Selesai membayar aku langsung berbalik menuju pintu keluar, ternyata Evan sudah lebih dulu keluar dan terlihat menghampiri wanita tadi yang kini tinggal sendiri. Aku pun bergegas menyusulnya, mencoba untuk mencegah temanku yang konyol itu menambah masalah.
Ku lihat si pria yang tadi sudah ada di dalam mobil dan berlalu pergi. Ku hampiri wanita itu, sementara Evan sedang memunguti lembaran kertas yang berserakan. Mungkin milik wanita itu.
"Maaf tante, tante gak kenapa-kenapa?" tanyaku
"Enggak dik, makasih ya udah nolongin" kata si tante, walaupun yang sebenarnya menolong itu Evan sedangkan aku hanya berbasa-basi.
"Ini tante" Evan menyodorkan kertas yang dipungutinya tadi
Si tante tampak membolak-balik kertas tersebut, tampak raut wajahnya seperti sedang menanggung beban.

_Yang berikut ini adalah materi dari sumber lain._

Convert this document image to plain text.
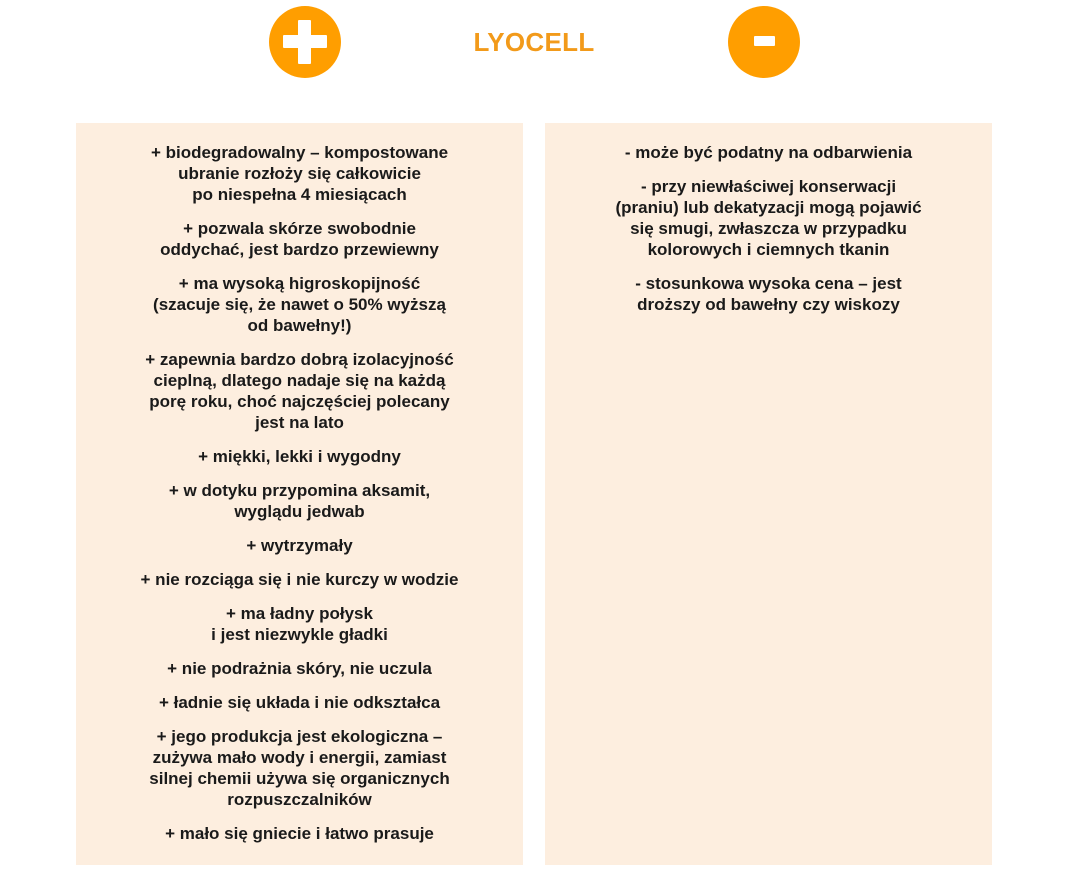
LYOCELL
+ biodegradowalny – kompostowane
ubranie rozłoży się całkowicie
po niespełna 4 miesiącach
+ pozwala skórze swobodnie
oddychać, jest bardzo przewiewny
+ ma wysoką higroskopijność
(szacuje się, że nawet o 50% wyższą
od bawełny!)
+ zapewnia bardzo dobrą izolacyjność
cieplną, dlatego nadaje się na każdą
porę roku, choć najczęściej polecany
jest na lato
+ miękki, lekki i wygodny
+ w dotyku przypomina aksamit,
wyglądu jedwab
+ wytrzymały
+ nie rozciąga się i nie kurczy w wodzie
+ ma ładny połysk
i jest niezwykle gładki
+ nie podrażnia skóry, nie uczula
+ ładnie się układa i nie odkształca
+ jego produkcja jest ekologiczna –
zużywa mało wody i energii, zamiast
silnej chemii używa się organicznych
rozpuszczalników
+ mało się gniecie i łatwo prasuje
- może być podatny na odbarwienia
- przy niewłaściwej konserwacji
(praniu) lub dekatyzacji mogą pojawić
się smugi, zwłaszcza w przypadku
kolorowych i ciemnych tkanin
- stosunkowa wysoka cena – jest
droższy od bawełny czy wiskozy
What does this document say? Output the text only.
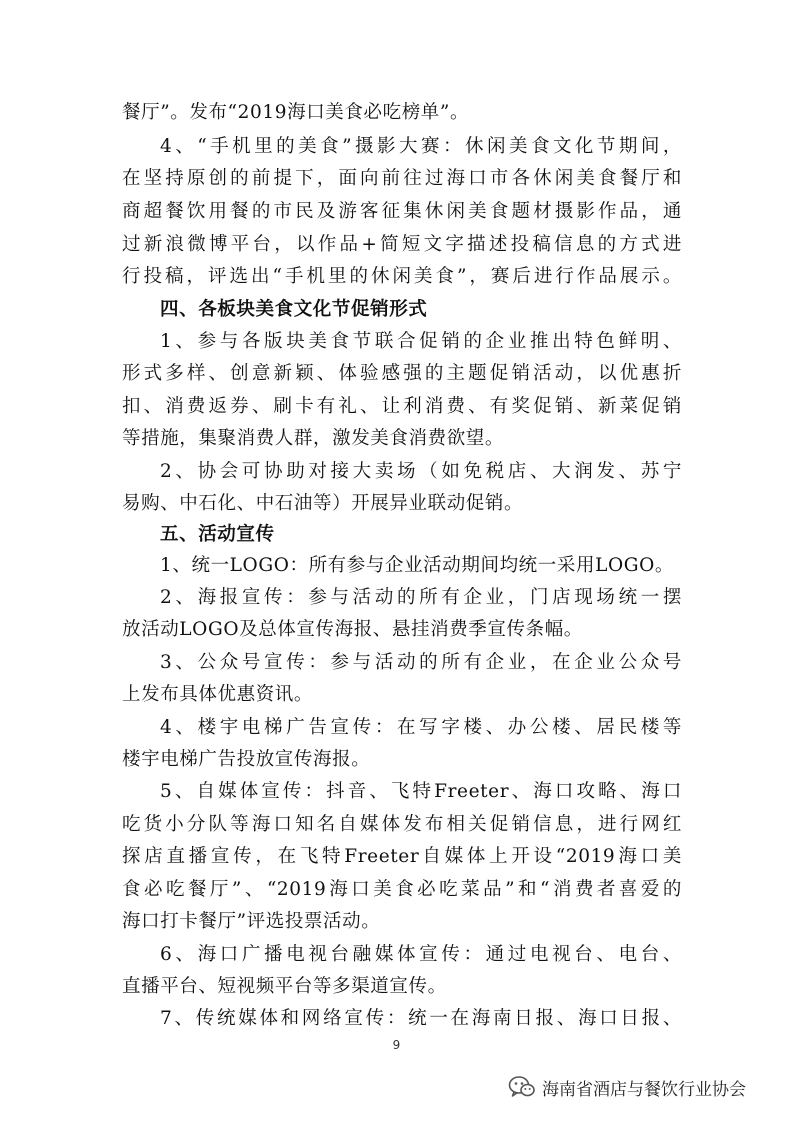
餐厅”。发布“2019海口美食必吃榜单”。
4、“手机里的美食”摄影大赛：休闲美食文化节期间，
在坚持原创的前提下，面向前往过海口市各休闲美食餐厅和
商超餐饮用餐的市民及游客征集休闲美食题材摄影作品，通
过新浪微博平台，以作品+简短文字描述投稿信息的方式进
行投稿，评选出“手机里的休闲美食”，赛后进行作品展示。
四、各板块美食文化节促销形式
1、参与各版块美食节联合促销的企业推出特色鲜明、
形式多样、创意新颖、体验感强的主题促销活动，以优惠折
扣、消费返券、刷卡有礼、让利消费、有奖促销、新菜促销
等措施，集聚消费人群，激发美食消费欲望。
2、协会可协助对接大卖场（如免税店、大润发、苏宁
易购、中石化、中石油等）开展异业联动促销。
五、活动宣传
1、统一LOGO：所有参与企业活动期间均统一采用LOGO。
2、海报宣传：参与活动的所有企业，门店现场统一摆
放活动LOGO及总体宣传海报、悬挂消费季宣传条幅。
3、公众号宣传：参与活动的所有企业，在企业公众号
上发布具体优惠资讯。
4、楼宇电梯广告宣传：在写字楼、办公楼、居民楼等
楼宇电梯广告投放宣传海报。
5、自媒体宣传：抖音、飞特Freeter、海口攻略、海口
吃货小分队等海口知名自媒体发布相关促销信息，进行网红
探店直播宣传，在飞特Freeter自媒体上开设“2019海口美
食必吃餐厅”、“2019海口美食必吃菜品”和“消费者喜爱的
海口打卡餐厅”评选投票活动。
6、海口广播电视台融媒体宣传：通过电视台、电台、
直播平台、短视频平台等多渠道宣传。
7、传统媒体和网络宣传：统一在海南日报、海口日报、
9
海南省酒店与餐饮行业协会
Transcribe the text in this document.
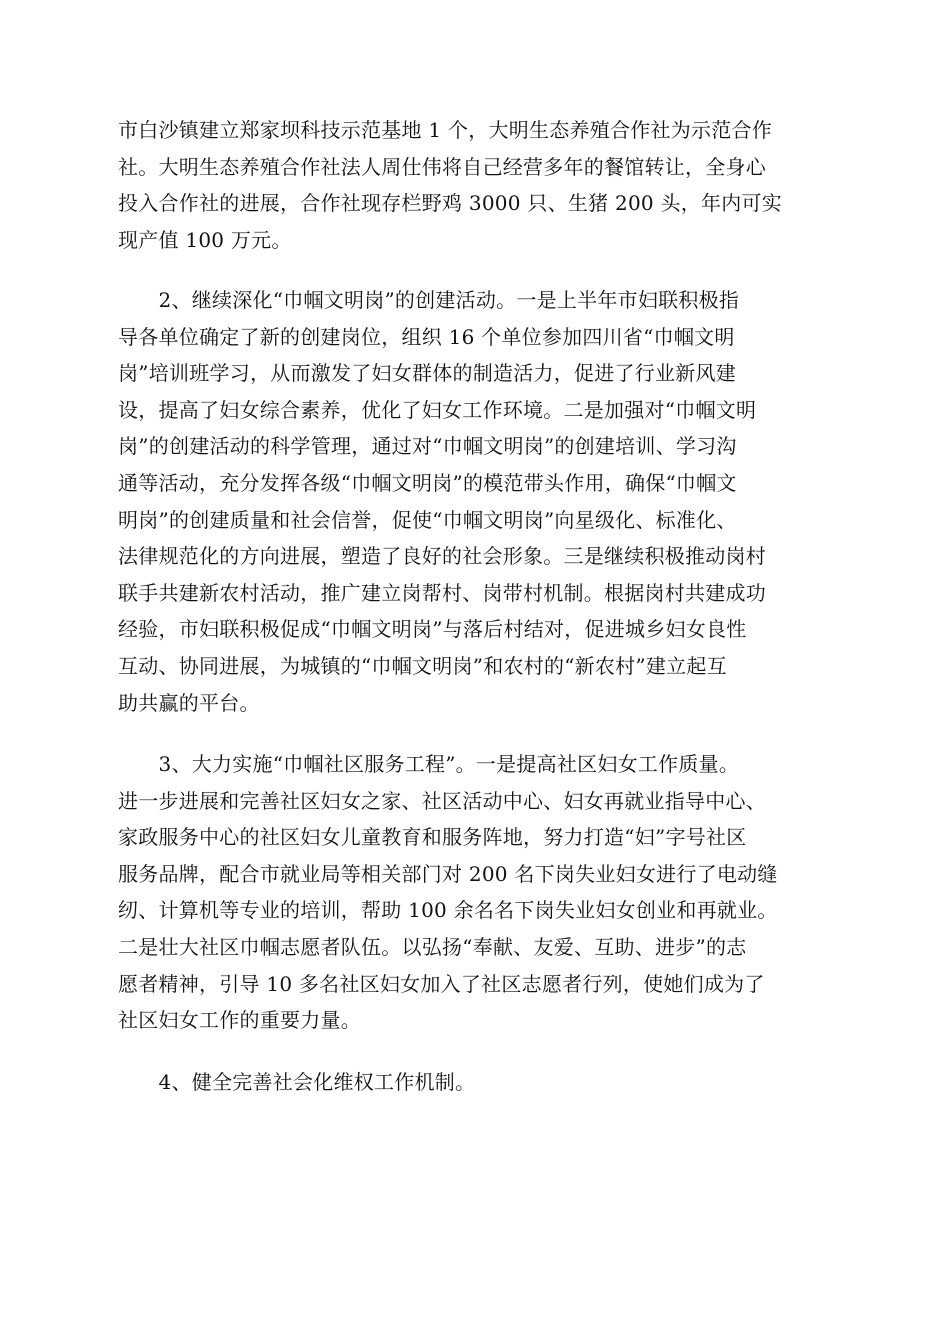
市白沙镇建立郑家坝科技示范基地 1 个，大明生态养殖合作社为示范合作
社。大明生态养殖合作社法人周仕伟将自己经营多年的餐馆转让，全身心
投入合作社的进展，合作社现存栏野鸡 3000 只、生猪 200 头，年内可实
现产值 100 万元。

　　2、继续深化“巾帼文明岗”的创建活动。一是上半年市妇联积极指
导各单位确定了新的创建岗位，组织 16 个单位参加四川省“巾帼文明
岗”培训班学习，从而激发了妇女群体的制造活力，促进了行业新风建
设，提高了妇女综合素养，优化了妇女工作环境。二是加强对“巾帼文明
岗”的创建活动的科学管理，通过对“巾帼文明岗”的创建培训、学习沟
通等活动，充分发挥各级“巾帼文明岗”的模范带头作用，确保“巾帼文
明岗”的创建质量和社会信誉，促使“巾帼文明岗”向星级化、标准化、
法律规范化的方向进展，塑造了良好的社会形象。三是继续积极推动岗村
联手共建新农村活动，推广建立岗帮村、岗带村机制。根据岗村共建成功
经验，市妇联积极促成“巾帼文明岗”与落后村结对，促进城乡妇女良性
互动、协同进展，为城镇的“巾帼文明岗”和农村的“新农村”建立起互
助共赢的平台。

　　3、大力实施“巾帼社区服务工程”。一是提高社区妇女工作质量。
进一步进展和完善社区妇女之家、社区活动中心、妇女再就业指导中心、
家政服务中心的社区妇女儿童教育和服务阵地，努力打造“妇”字号社区
服务品牌，配合市就业局等相关部门对 200 名下岗失业妇女进行了电动缝
纫、计算机等专业的培训，帮助 100 余名名下岗失业妇女创业和再就业。
二是壮大社区巾帼志愿者队伍。以弘扬“奉献、友爱、互助、进步”的志
愿者精神，引导 10 多名社区妇女加入了社区志愿者行列，使她们成为了
社区妇女工作的重要力量。

　　4、健全完善社会化维权工作机制。
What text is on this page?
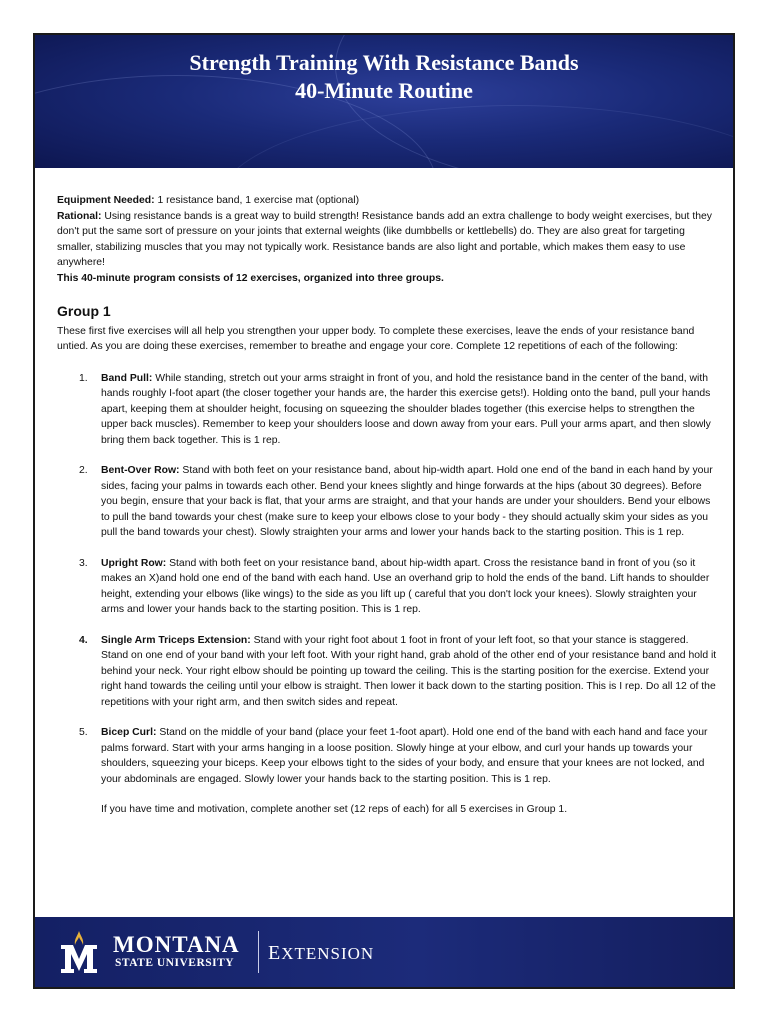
Strength Training With Resistance Bands
40-Minute Routine

Equipment Needed: 1 resistance band, 1 exercise mat (optional)

Rational: Using resistance bands is a great way to build strength! Resistance bands add an extra challenge to body weight exercises, but they don't put the same sort of pressure on your joints that external weights (like dumbbells or kettlebells) do. They are also great for targeting smaller, stabilizing muscles that you may not typically work. Resistance bands are also light and portable, which makes them easy to use anywhere!

This 40-minute program consists of 12 exercises, organized into three groups.

Group 1

These first five exercises will all help you strengthen your upper body. To complete these exercises, leave the ends of your resistance band untied. As you are doing these exercises, remember to breathe and engage your core. Complete 12 repetitions of each of the following:

1. Band Pull: While standing, stretch out your arms straight in front of you, and hold the resistance band in the center of the band, with hands roughly I-foot apart (the closer together your hands are, the harder this exercise gets!). Holding onto the band, pull your hands apart, keeping them at shoulder height, focusing on squeezing the shoulder blades together (this exercise helps to strengthen the upper back muscles). Remember to keep your shoulders loose and down away from your ears. Pull your arms apart, and then slowly bring them back together. This is 1 rep.
2. Bent-Over Row: Stand with both feet on your resistance band, about hip-width apart. Hold one end of the band in each hand by your sides, facing your palms in towards each other. Bend your knees slightly and hinge forwards at the hips (about 30 degrees). Before you begin, ensure that your back is flat, that your arms are straight, and that your hands are under your shoulders. Bend your elbows to pull the band towards your chest (make sure to keep your elbows close to your body - they should actually skim your sides as you pull the band towards your chest). Slowly straighten your arms and lower your hands back to the starting position. This is 1 rep.
3. Upright Row: Stand with both feet on your resistance band, about hip-width apart. Cross the resistance band in front of you (so it makes an X)and hold one end of the band with each hand. Use an overhand grip to hold the ends of the band. Lift hands to shoulder height, extending your elbows (like wings) to the side as you lift up ( careful that you don't lock your knees). Slowly straighten your arms and lower your hands back to the starting position. This is 1 rep.
4. Single Arm Triceps Extension: Stand with your right foot about 1 foot in front of your left foot, so that your stance is staggered. Stand on one end of your band with your left foot. With your right hand, grab ahold of the other end of your resistance band and hold it behind your neck. Your right elbow should be pointing up toward the ceiling. This is the starting position for the exercise. Extend your right hand towards the ceiling until your elbow is straight. Then lower it back down to the starting position. This is I rep. Do all 12 of the repetitions with your right arm, and then switch sides and repeat.
5. Bicep Curl: Stand on the middle of your band (place your feet 1-foot apart). Hold one end of the band with each hand and face your palms forward. Start with your arms hanging in a loose position. Slowly hinge at your elbow, and curl your hands up towards your shoulders, squeezing your biceps. Keep your elbows tight to the sides of your body, and ensure that your knees are not locked, and your abdominals are engaged. Slowly lower your hands back to the starting position. This is 1 rep.

If you have time and motivation, complete another set (12 reps of each) for all 5 exercises in Group 1.

MONTANA
STATE UNIVERSITY EXTENSION
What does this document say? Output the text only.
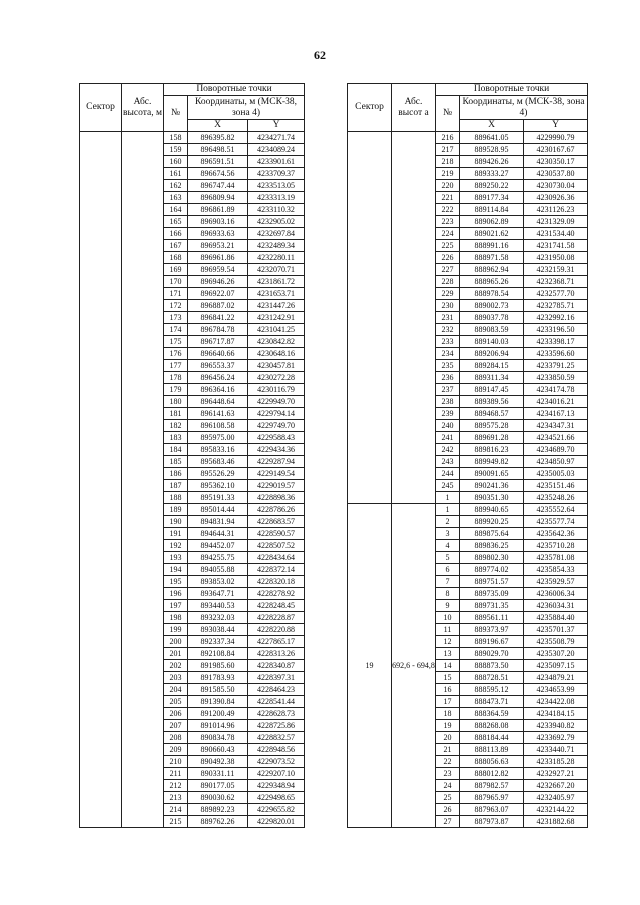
62
Сектор	Абс. высота, м	Поворотные точки		
		№	Координаты, м (МСК-38, зона 4)	
			X	Y
		158	896395.82	4234271.74
		159	896498.51	4234089.24
		160	896591.51	4233901.61
		161	896674.56	4233709.37
		162	896747.44	4233513.05
		163	896809.94	4233313.19
		164	896861.89	4233110.32
		165	896903.16	4232905.02
		166	896933.63	4232697.84
		167	896953.21	4232489.34
		168	896961.86	4232280.11
		169	896959.54	4232070.71
		170	896946.26	4231861.72
		171	896922.07	4231653.71
		172	896887.02	4231447.26
		173	896841.22	4231242.91
		174	896784.78	4231041.25
		175	896717.87	4230842.82
		176	896640.66	4230648.16
		177	896553.37	4230457.81
		178	896456.24	4230272.28
		179	896364.16	4230116.79
		180	896448.64	4229949.70
		181	896141.63	4229794.14
		182	896108.58	4229749.70
		183	895975.00	4229588.43
		184	895833.16	4229434.36
		185	895683.46	4229287.94
		186	895526.29	4229149.54
		187	895362.10	4229019.57
		188	895191.33	4228898.36
		189	895014.44	4228786.26
		190	894831.94	4228683.57
		191	894644.31	4228590.57
		192	894452.07	4228507.52
		193	894255.75	4228434.64
		194	894055.88	4228372.14
		195	893853.02	4228320.18
		196	893647.71	4228278.92
		197	893440.53	4228248.45
		198	893232.03	4228228.87
		199	893038.44	4228220.88
		200	892337.34	4227865.17
		201	892108.84	4228313.26
		202	891985.60	4228340.87
		203	891783.93	4228397.31
		204	891585.50	4228464.23
		205	891390.84	4228541.44
		206	891200.49	4228628.73
		207	891014.96	4228725.86
		208	890834.78	4228832.57
		209	890660.43	4228948.56
		210	890492.38	4229073.52
		211	890331.11	4229207.10
		212	890177.05	4229348.94
		213	890030.62	4229498.65
		214	889892.23	4229655.82
		215	889762.26	4229820.01
Сектор	Абс. высот а	Поворотные точки		
		№	Координаты, м (МСК-38, зона 4)	
			X	Y
		216	889641.05	4229990.79
		217	889528.95	4230167.67
		218	889426.26	4230350.17
		219	889333.27	4230537.80
		220	889250.22	4230730.04
		221	889177.34	4230926.36
		222	889114.84	4231126.23
		223	889062.89	4231329.09
		224	889021.62	4231534.40
		225	888991.16	4231741.58
		226	888971.58	4231950.08
		227	888962.94	4232159.31
		228	888965.26	4232368.71
		229	888978.54	4232577.70
		230	889002.73	4232785.71
		231	889037.78	4232992.16
		232	889083.59	4233196.50
		233	889140.03	4233398.17
		234	889206.94	4233596.60
		235	889284.15	4233791.25
		236	889311.34	4233850.59
		237	889147.45	4234174.78
		238	889389.56	4234016.21
		239	889468.57	4234167.13
		240	889575.28	4234347.31
		241	889691.28	4234521.66
		242	889816.23	4234689.70
		243	889949.82	4234850.97
		244	890091.65	4235005.03
		245	890241.36	4235151.46
		1	890351.30	4235248.26
19	692,6 - 694,8	1	889940.65	4235552.64
		2	889920.25	4235577.74
		3	889875.64	4235642.36
		4	889836.25	4235710.28
		5	889802.30	4235781.08
		6	889774.02	4235854.33
		7	889751.57	4235929.57
		8	889735.09	4236006.34
		9	889731.35	4236034.31
		10	889561.11	4235884.40
		11	889373.97	4235701.37
		12	889196.67	4235508.79
		13	889029.70	4235307.20
		14	888873.50	4235097.15
		15	888728.51	4234879.21
		16	888595.12	4234653.99
		17	888473.71	4234422.08
		18	888364.59	4234184.15
		19	888268.08	4233940.82
		20	888184.44	4233692.79
		21	888113.89	4233440.71
		22	888056.63	4233185.28
		23	888012.82	4232927.21
		24	887982.57	4232667.20
		25	887965.97	4232405.97
		26	887963.07	4232144.22
		27	887973.87	4231882.68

Aku dan Evan tau betul bahwa tidak etis rasanya jika kami bertanya permasalahan apa yang sedang dihadapinya.
"Oh iya tasku!" kata si tante seperti baru teringat akan sesuatu, lalu berlari ke arah deretan motor yang terparkir. Ternyata benar, sepertinya dia baru ingat bahwa tasnya tertinggal mungkin karena terburu-buru mengejar pria tadi.
Aku dan Evan masih memperhatikan si tante, saat tetes demi tetes gerimis mulai berjatuhan makin lama semakin deras. Reflek, kami pun berlari untuk berteduh di emperan ruko. Tak berapa lama si tante pun menyusul kami mencoba menghindari hujan, berdiri di sebelah kami sambil melihat lembaran kertas tadi yang sedikit basah terkena tetesan hujan.
Aku coba bertanya, "Itu lembar apa tante?"
"Ini.. laporan kerjaan dik" jawabnya acuh, masih membolak-balik kertas itu
"Basah ya tante?" tanyaku lagi
"Iya nih, tadi kering aja si bos ga mau nerima. Eh malah ketambahan sekarang basah" keluhnya
"Tante yang sabar, biasa orang mah banyak cobaan" kata Evan mencoba menghibur


Aku pun berniat pulang, karena memang sudah sore meski hujan masih belum reda. Tidak jadi masalah, karena aku membawa mobil kakakku kali ini.
"Kita pulang dulu ya tante, udah sore" pamitku
"Oh iya, tante belum mau pulang?" tanya Evan
"Nanti dik, tante biasa naik angkot jurusan w*****" jawabnya
"Kalo tante mau, kita bisa anterin tante kok kebetulan saya bawa mobil" tawarku
"Gak enak ah, baru kenal masa udah ngerepotin" alasan si tante
"Kan searah, jadi ga ngerepotin juga sih" kataku mencoba meyakinkan
"Bener gak ngerepotin dik?" tanya si tante
"Enggak kok tante" jawabku

Aku lalu mengambil mobilku, membawanya ke dekat emperan ruko agar si tante dan Evan tidak basah kuyup menerjang hujan.
"Makasih banget loh dik" ujar si tante yang duduk di jok belakang
"Iya tante, sama-sama" jawabku
"Oiya, nama kalian siapa? Kalo nama tante Ririn" katanya
"Saya Rizky tante" jawabku
"Kalo saya Evan" Evan menimpali

Singkat cerita, selama di perjalanan kami tak banyak bicara. Hanya sedikit curhatan tante Ririn, kalau dia sedang ada masalah dengan pria tadi yang ternyata adalah atasannya. Tante Ririn telat menyetorkan laporan bulanan, dan saat sudah selesai dan di setorkan justru atasannya tidak mau menerimanya.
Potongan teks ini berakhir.